They also cover treating the robot as a trust fund:

> c. The legal status for a robot can’t derive from the Anglo-Saxon Trust
> model also called Fiducie or Treuhand in Germany. Indeed, this regime is
> extremely complex, requires very specialized competences and would not solve
> the liability issue. More importantly , it would still imply the existence
> of a human being as a last resort – the trustee or fiduciary – responsible
> for managing the robot granted with a Trust or a Fiducie.

Edit: The silly thing is that they want to ensure that robots have "the status
of electronic persons responsible for making good any damage they may cause"
while simultaneously holding that a robot can't be a Natural Person "since the
robot would then hold human rights, such as [...] the right to remuneration".

So in their book a robot can't earn money but is personally financially liable
for any damage it causes.

------
lifeisstillgood
So the EU Parliament (bunch of nobodies every ignores) have recommended to the
EU Commission (EU civil service, bunch of generally experienced civil servants
who get to pass rules from their in-country colleagues that their in-country
civil servants and politicians find too unpalatable to do at home) asked the
commission to (eventually) pass laws giving robots legal person-like status
because you know, Asimov is cool.

And actual experts have written saying that's a bad idea.

But i had to read it twice to find that out - guys take a tip from newpapers
"Who the hell reads the second paragraph?" Next time put the story in the
first paragraph

Anyway, yeah. like nothing bad will come of making robots legal persons.

We can wait till Robin Williams asks

------
John_KZ
Wow, are these clowns really that stupid or are they paid by industry? US-
based thinktanks have to reveal their financial details (donations etc), in
the EU they don't. This needs fixing ASAP.

I'm sure Google, Amazon, Uber, Tesla and Boston Dynamics would just _love_ to
blame their AI products instead of themselves. "But it was the robot-person
that run over the pedestrian your honor. Jail the car sir, not the manager."
So very convenient eh?

------
eksemplar
I work in the Danish public sector and we’re slowly adopting robotics (which
is really just macros) and machine learning, and I’m a bit split in the issue.

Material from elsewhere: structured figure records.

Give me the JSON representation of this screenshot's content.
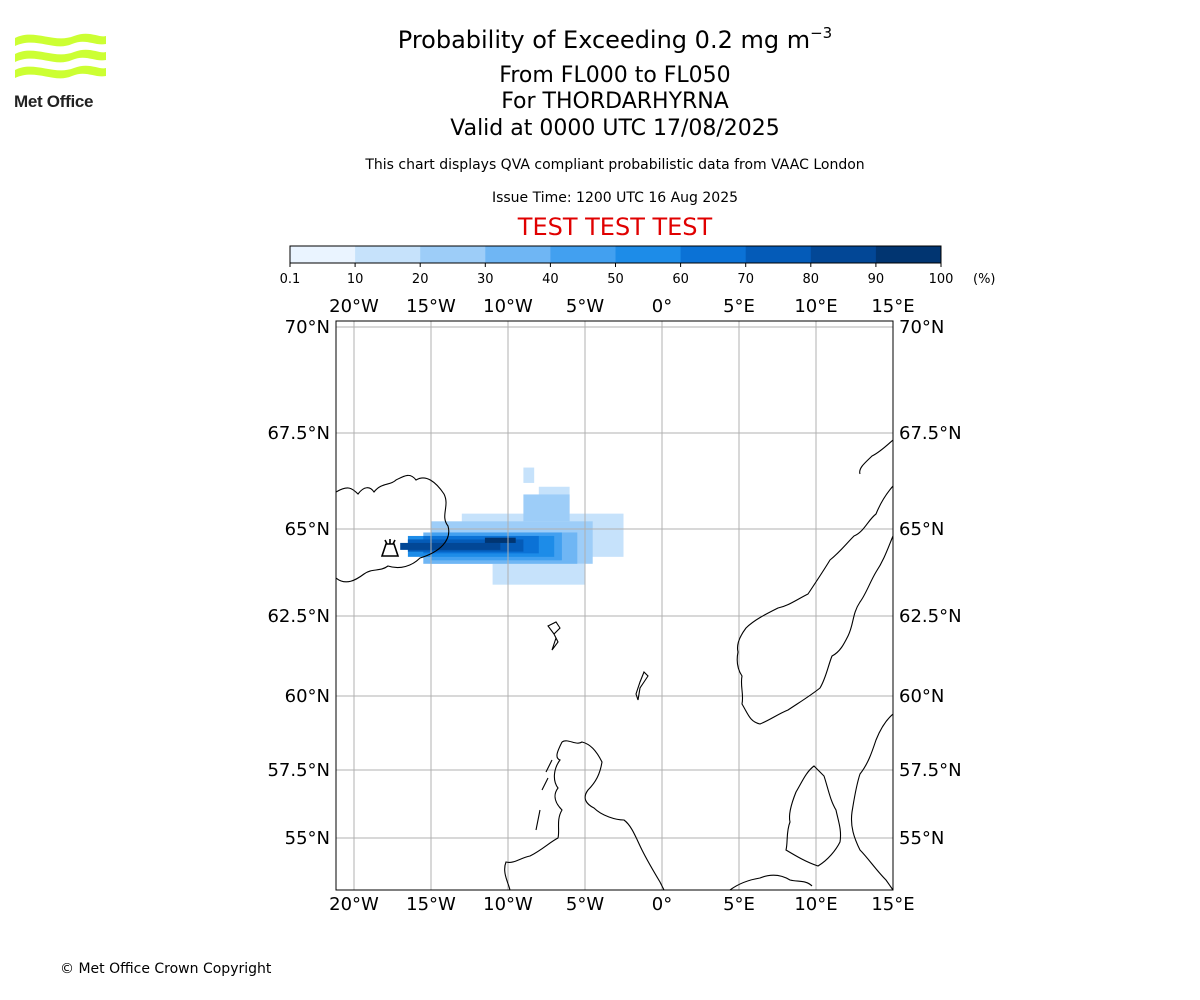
{
  "logo": {
    "text": "Met Office",
    "accent": "#ccff33"
  },
  "title": {
    "main": "Probability of Exceeding 0.2 mg m",
    "main_sup": "−3",
    "line2": "From FL000 to FL050",
    "line3": "For THORDARHYRNA",
    "line4": "Valid at 0000 UTC 17/08/2025"
  },
  "disclaimer": "This chart displays QVA compliant probabilistic data from VAAC London",
  "issue_time": "Issue Time: 1200 UTC 16 Aug 2025",
  "test_banner": "TEST TEST TEST",
  "colorbar": {
    "ticks": [
      "0.1",
      "10",
      "20",
      "30",
      "40",
      "50",
      "60",
      "70",
      "80",
      "90",
      "100"
    ],
    "unit": "(%)",
    "colors": [
      "#eaf4ff",
      "#c6e2fb",
      "#9dcdf8",
      "#6fb6f4",
      "#42a0f0",
      "#1d8ce8",
      "#0b72d6",
      "#045bb8",
      "#024796",
      "#013571"
    ]
  },
  "map": {
    "lon_labels": [
      "20°W",
      "15°W",
      "10°W",
      "5°W",
      "0°",
      "5°E",
      "10°E",
      "15°E"
    ],
    "lat_labels": [
      "70°N",
      "67.5°N",
      "65°N",
      "62.5°N",
      "60°N",
      "57.5°N",
      "55°N"
    ],
    "volcano_icon": "volcano-icon",
    "plume_levels": [
      {
        "level": 1,
        "cells": [
          [
            -13,
            64.2,
            -2.5,
            65.4
          ],
          [
            -8,
            65.4,
            -6,
            66.1
          ],
          [
            -11,
            63.4,
            -5,
            64.0
          ],
          [
            -9,
            66.2,
            -8.3,
            66.6
          ]
        ]
      },
      {
        "level": 2,
        "cells": [
          [
            -15,
            64.0,
            -4.5,
            65.2
          ],
          [
            -9,
            65.2,
            -6,
            65.9
          ]
        ]
      },
      {
        "level": 3,
        "cells": [
          [
            -15.5,
            64.0,
            -5.5,
            64.9
          ]
        ]
      },
      {
        "level": 4,
        "cells": [
          [
            -15,
            64.1,
            -6.5,
            64.9
          ]
        ]
      },
      {
        "level": 5,
        "cells": [
          [
            -16.5,
            64.2,
            -7,
            64.8
          ]
        ]
      },
      {
        "level": 6,
        "cells": [
          [
            -15.5,
            64.3,
            -8,
            64.8
          ]
        ]
      },
      {
        "level": 7,
        "cells": [
          [
            -16.5,
            64.35,
            -9,
            64.7
          ]
        ]
      },
      {
        "level": 8,
        "cells": [
          [
            -17,
            64.4,
            -10.5,
            64.6
          ]
        ]
      },
      {
        "level": 9,
        "cells": [
          [
            -11.5,
            64.6,
            -9.5,
            64.75
          ]
        ]
      }
    ]
  },
  "copyright": "© Met Office Crown Copyright"
}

On one hand RPA software needs to be able to log on systems as though it was a
real employee for it to function, because our systems are designed for people.
I mean, if the systems were designed to be efficient, I would be using a rest
API not a fucking macro.

On the other hand I think it would be dangerous if we start protecting machine
learning like we protect our human workers. Right now our approach to machine
learning is similar to how advertising companies predict your behavior based
on previous data. It’s build on determinism, and I think that is a flawed way
to look at human beings. If we look at the science of history, determinism
only works for so long, the more facts we have the harder it becomes to answer
why something happened the way it did.

I view machine learning results, and I’m talking about machine learning used
on unstructured data sets that make administrative legal recommendations, not
the sort that suggest analytic graphs on datasets, is fundamentally flawed.
We’re shooting toward a society where people at high positions in the
government actual,y believe we can predict behavior, we’ve done proof of
concepts that are promising as well, as an example we’re able to predict which
shitty parents will need “interventions” (I don’t know the English word,
sorry) but only with a 70% accuracy. If we start acting in those data sets, we
may make matters worse, because we already know that by expecting someone to
fail we actually increase the chance of it happening.

I think machine learning is interesting, I also think you can use it to say a
lot about what will happen, but we still can’t use it to tell us why something
is happening, and until we do (if ever) we should be careful how much we trust
it in administrative law.